Land surveying is an ancient profession. The Pharaohs of Egypt employed land surveyors to re-establish boundaries each year after the annual flooding of the Nile River. George Washington’s first job as a teenager was as a land surveyor for the Colony of Virginia. Today, land surveyors at Adkan Engineers use instruments, techniques, and technologies beyond the wildest dreams of even 19th century surveyors.
Two hundred years ago, the word “survey” probably meant a simple “stake and flag” boundary survey, conducted with tape measures and sighting instruments. Over time, technological advances have transformed those instruments (Theodolites) and enabled entire new areas of land surveying.
Today’s Theodolites not only measure lines of site, arcs, and distances with an exceptional degree of accuracy. In many cases, they are faster and easier to use than a tape or chain. They also incorporate GPS and can record the data into digital format so that it can be used in the office for Auto-Cad engineering applications and digital-mapping geospatial applications.
Adkan Engineers’ surveyors are capable of carrying out all of today’s state-of-the-art surveys. A topographic survey provides architects and engineers with a view of the raw land underlying their projects. A cadastral survey is essentially a title survey. It utilizes and builds on property records to establish, re-establish, and verify real-property boundaries. It finds and records existing easements and monuments. The results are usually recorded legally and used to create a map, or plat, for the client.

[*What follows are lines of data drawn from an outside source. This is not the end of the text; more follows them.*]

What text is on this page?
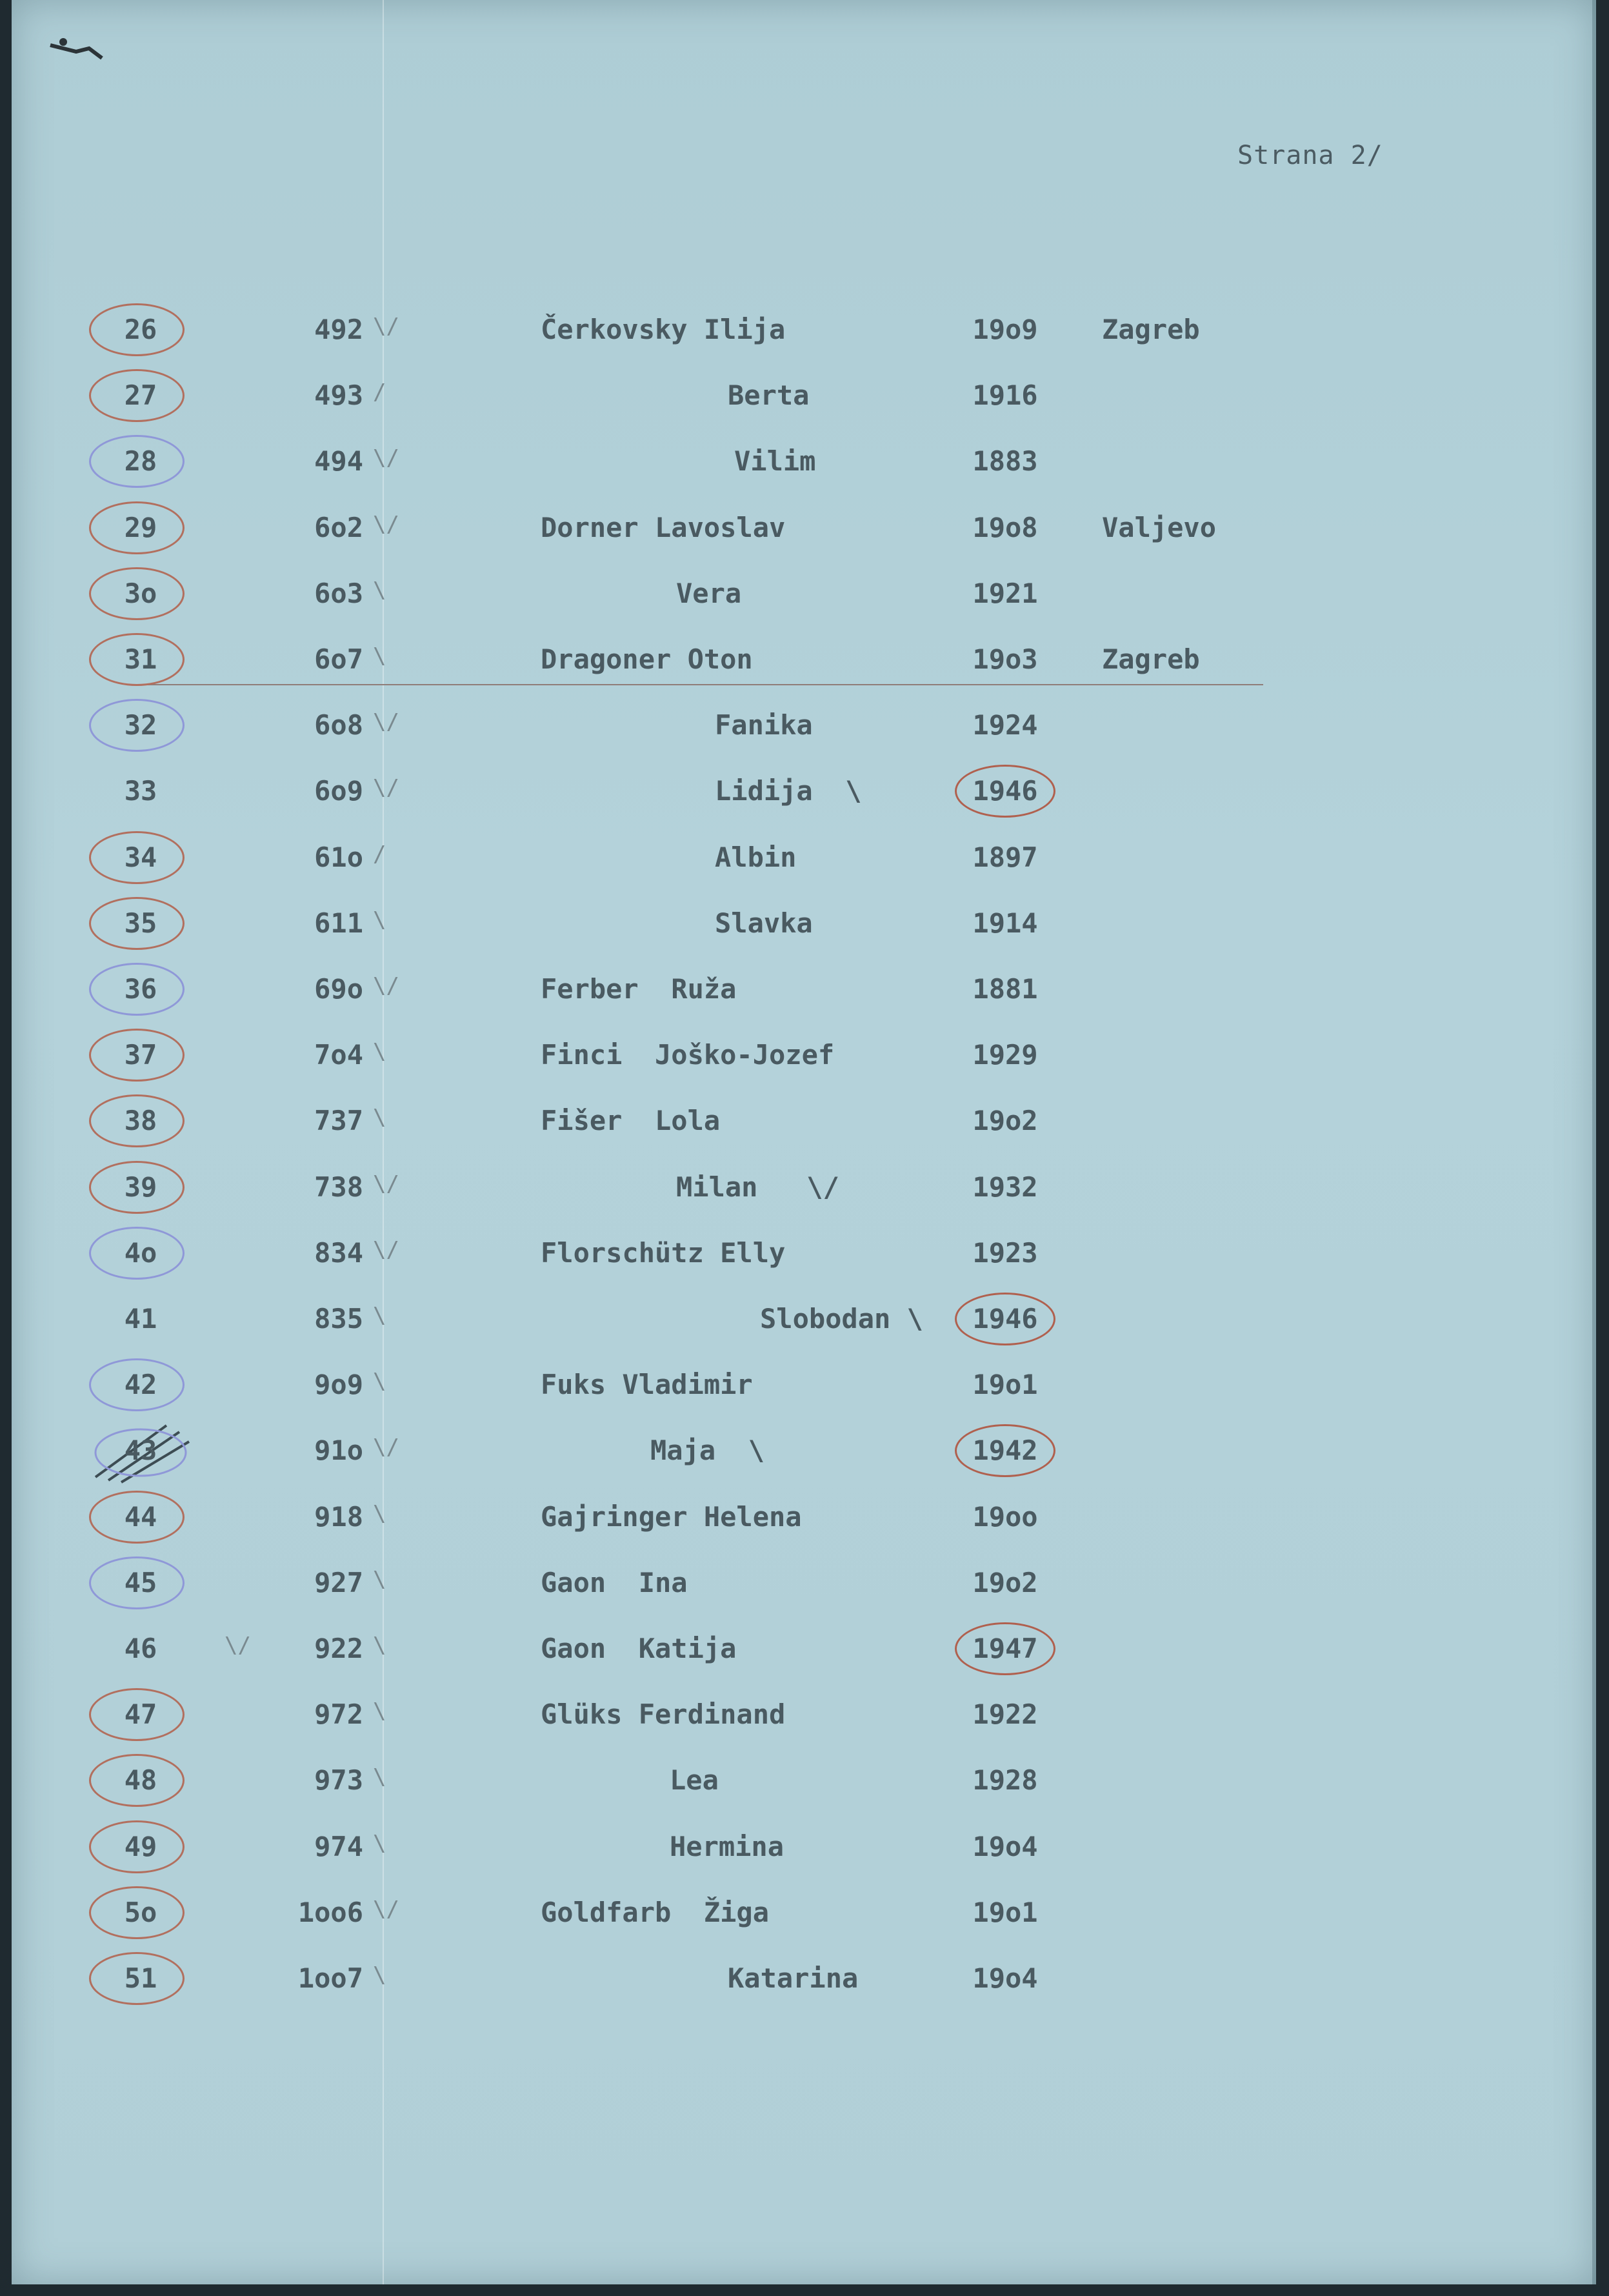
Strana 2/
26	492 \/	Čerkovsky Ilija	19o9	Zagreb
27	493 /	Berta	1916
28	494 \/	Vilim	1883
29	6o2 \/	Dorner Lavoslav	19o8	Valjevo
3o	6o3 \	Vera	1921
31	6o7 \	Dragoner Oton	19o3	Zagreb
32	6o8 \/	Fanika	1924
33	6o9 \/	Lidija  \	1946
34	61o /	Albin	1897
35	611 \	Slavka	1914
36	69o \/	Ferber  Ruža	1881
37	7o4 \	Finci  Joško-Jozef	1929
38	737 \	Fišer  Lola	19o2
39	738 \/	Milan   \/	1932
4o	834 \/	Florschütz Elly	1923
41	835 \	Slobodan \	1946
42	9o9 \	Fuks Vladimir	19o1
43	91o \/	Maja  \	1942
44	918 \	Gajringer Helena	19oo
45	927 \	Gaon  Ina	19o2
46	922 \	Gaon  Katija	1947
\/
47	972 \	Glüks Ferdinand	1922
48	973 \	Lea	1928
49	974 \	Hermina	19o4
5o	1oo6 \/	Goldfarb  Žiga	19o1
51	1oo7 \	Katarina	19o4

An A.L.T.A. survey (American Land Title Association) is the most rigorous type of cadastral survey. The surveyor must follow a detailed set of standards and procedures in its preparation. These surveys are designed to uncover all recorded and un-recorded easements, encroachments, structures, roads, and utility lines which could create a risk for the title insurer or lender. A.L.T.A. surveys are most needed in high-density urban areas and are often required there. They are also often required when a project involves a high price tag or public exposure. Adkan Engineers has much experience in these types of surveys, having done over 160 of them.
The work of land surveyors today goes far beyond simple border surveys. Empowered by the new technologies, GPS, and large databases of property records, today’s surveyors routinely perform far more complex tasks. In doing this work, they are connecting with an increasing number of entities such as government agencies, real-estate databases, and geo-spatial data collections. The result is a far greater knowledge base for the world we live in.